Can pallet revive Help Improve Polkadot's UX?

I think Josep’s sentence about the “two unappealing options” wasn’t a wish-list of both things; he meant that each option, on its own, is unattractive:

  1. Expose only a tiny, minimal interface: Great for safety, but not so great for builders. If the precompile shows very little, contracts still need kludgy off-chain workarounds or multi-tx flows—exactly the UX pain he was highlighting.
  2. Expose richer functionality via precompiles: Great for short-term Solidity onboarding, dangerous for Polkadot’s long-term evolution. Because precompile ABIs must stay frozen, every future runtime breakthrough would have to preserve yesterday’s interface—or fragment state across new addresses. Cyrill summed this up well in his post (“we do not break contract-space”).

Polkadot’s edge has always been its freedom to evolve rapidly at the protocol layer; locking system pallets behind immutable ABIs risks dulling that edge.


The problem

To me, the technical debate points to a deeper problem: communication

  • A while back the community agreed on the Plaza strategy— Polkadot pallets + EVM hub. Back then nobody could map every downstream consequence.
  • Inside Parity they most probably have been wrestling with real-world constraints, trade-offs, and deadlines. From the outside, most of us only glimpse the finished decision: “Polkadot Hub will launch with NFTs, tokens, XCM and governance precompiles.”
  • By the time external teams understand the fallout—UX trade-offs, ABI lock-in, economic impacts—those decisions already feel baked.

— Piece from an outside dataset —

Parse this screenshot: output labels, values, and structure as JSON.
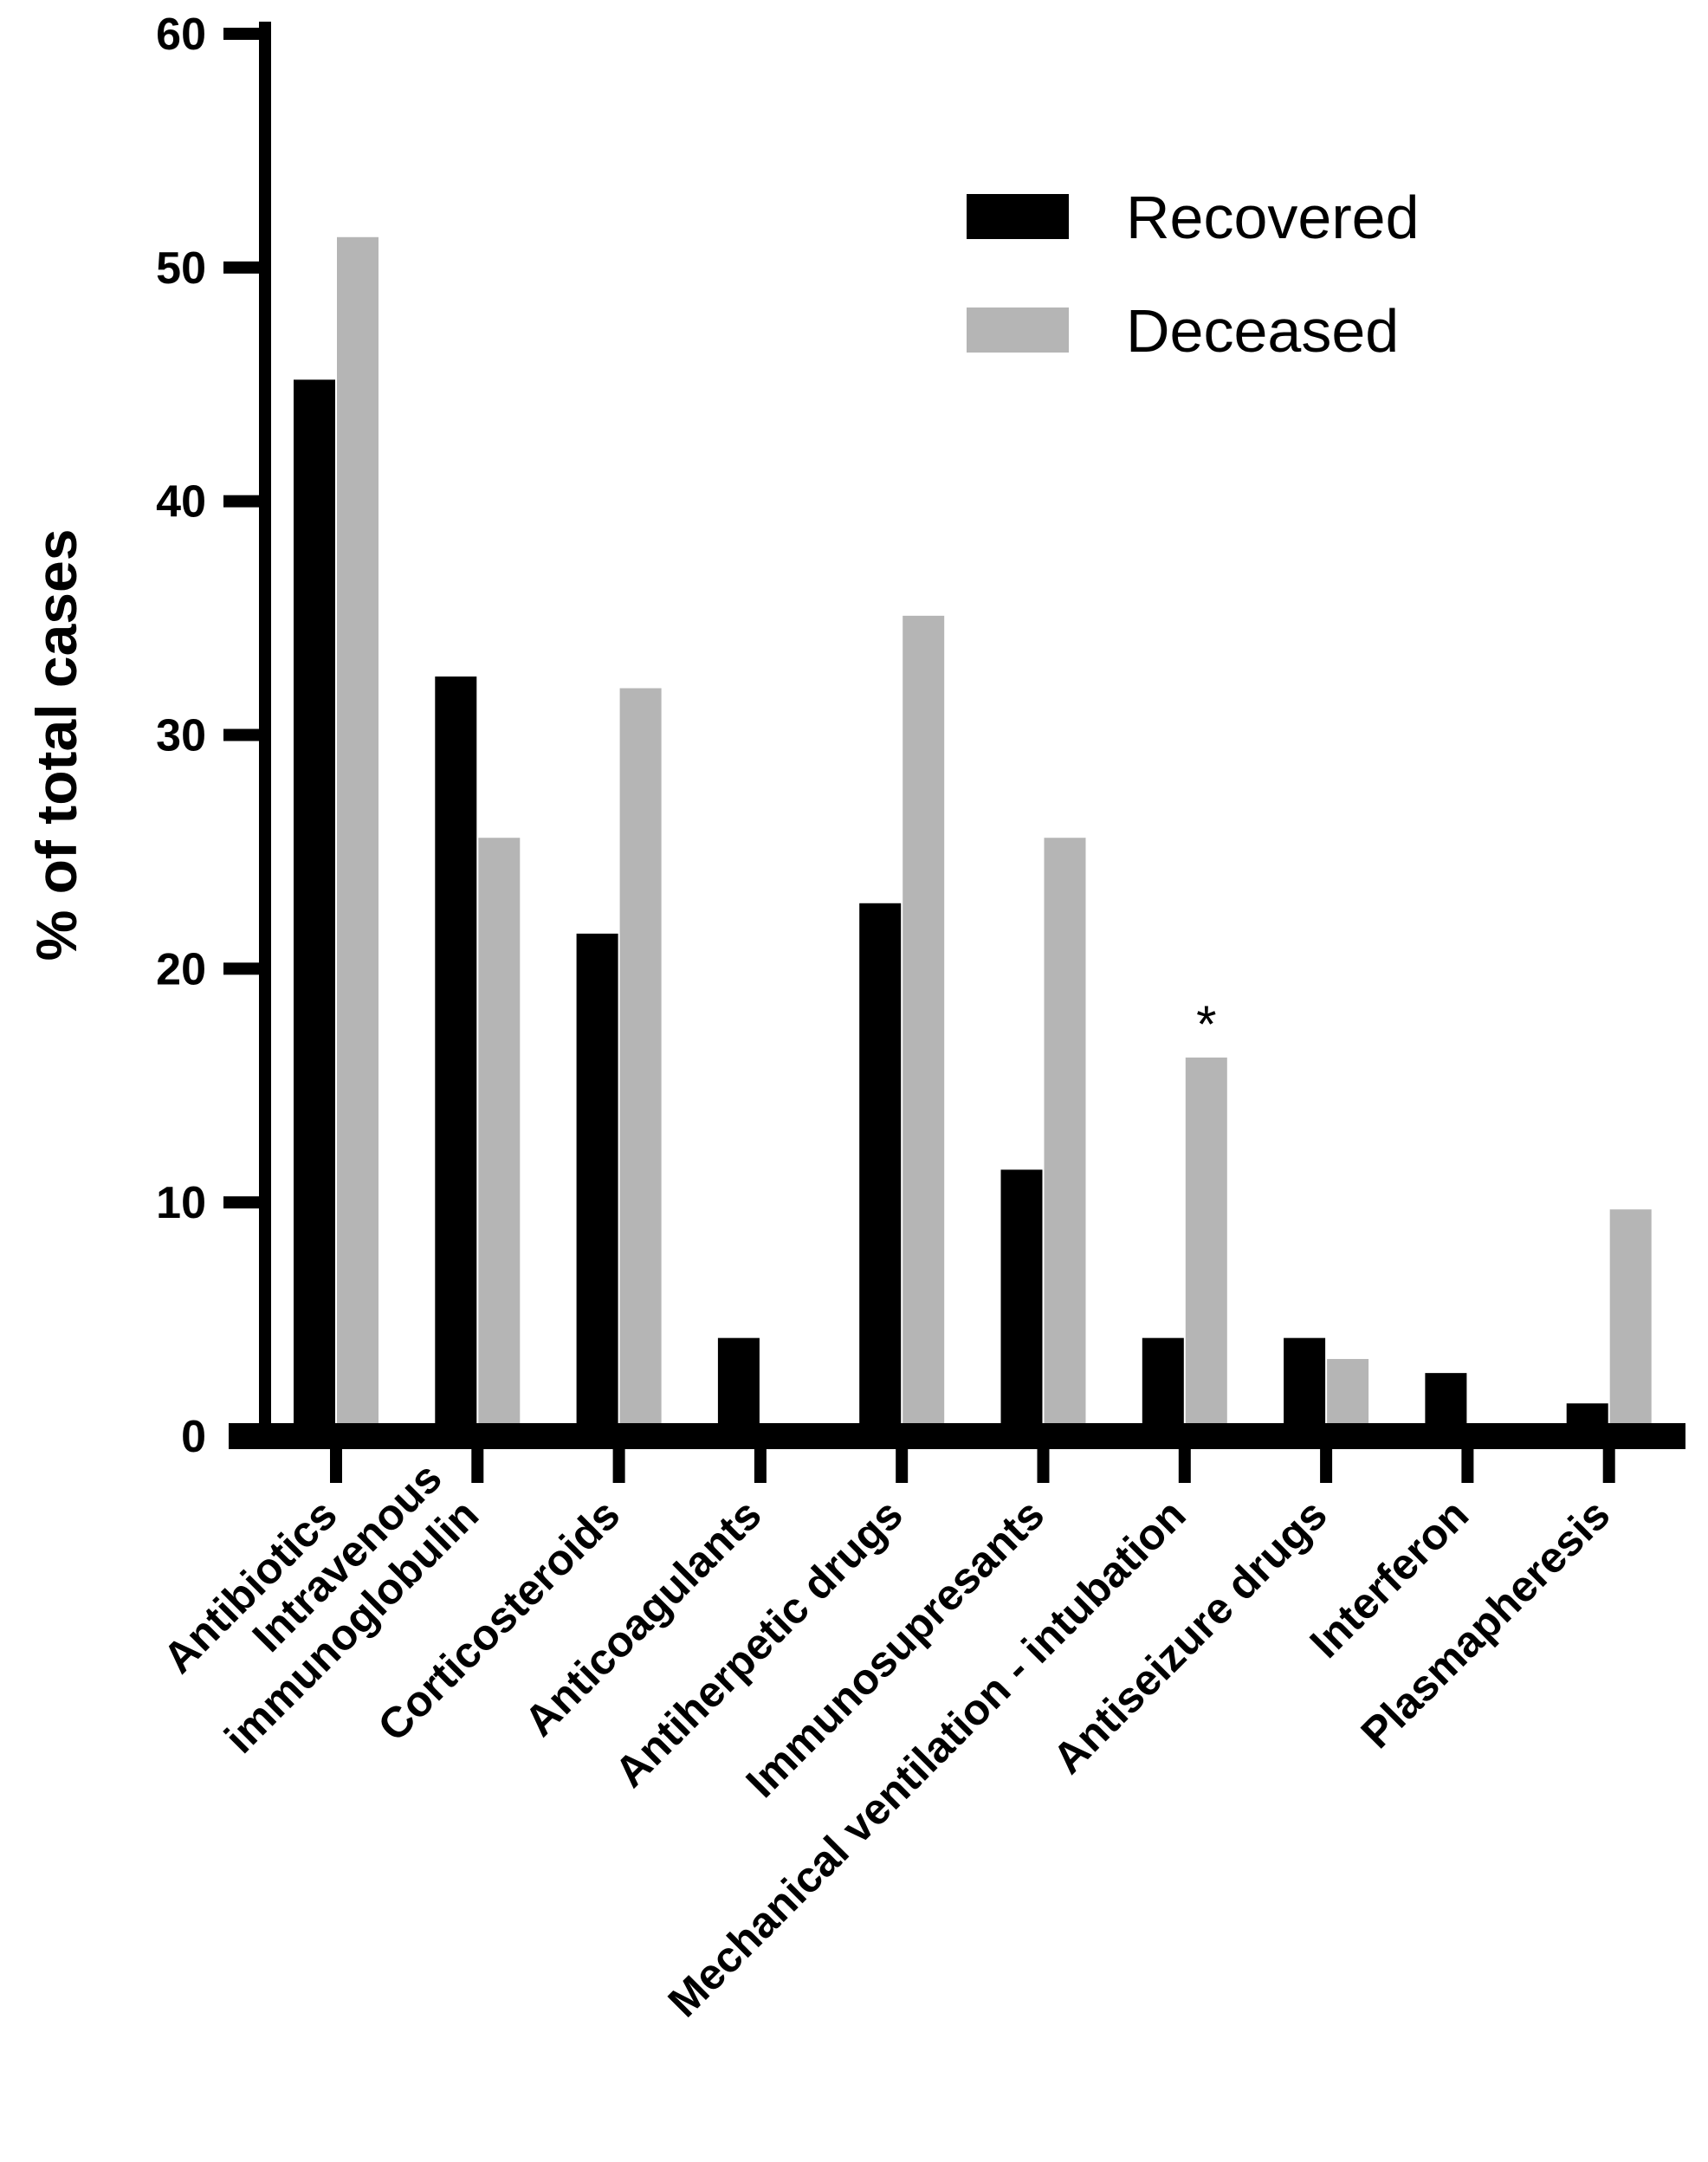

In short: the rest of the ecosystem can’t help course-correct if we don’t see the course map until the ship has sailed.


A way forward

Polkadot is a decentralised network of teams—from one-person dev shops to VC-backed companies—who all care deeply about its success. If we treat Hub design as an open RFC process instead of an internal deliverable, we can:

  • Crowd-source edge-case feedback before ABIs freeze.
  • Share the rationale behind tough calls (security, resourcing, timelines).
  • Align the Hub’s feature set with real DApp builders’ needs, not just our guesses.

Polkadot Hub can be a huge win—if we keep the conversation two-way. Together we should hammer out which precompiles truly belong in Hub v1, which can stay experimental (lets use Paseo and Kusama!!!), and how we’ll revisit the set without kneecapping innovation down the road.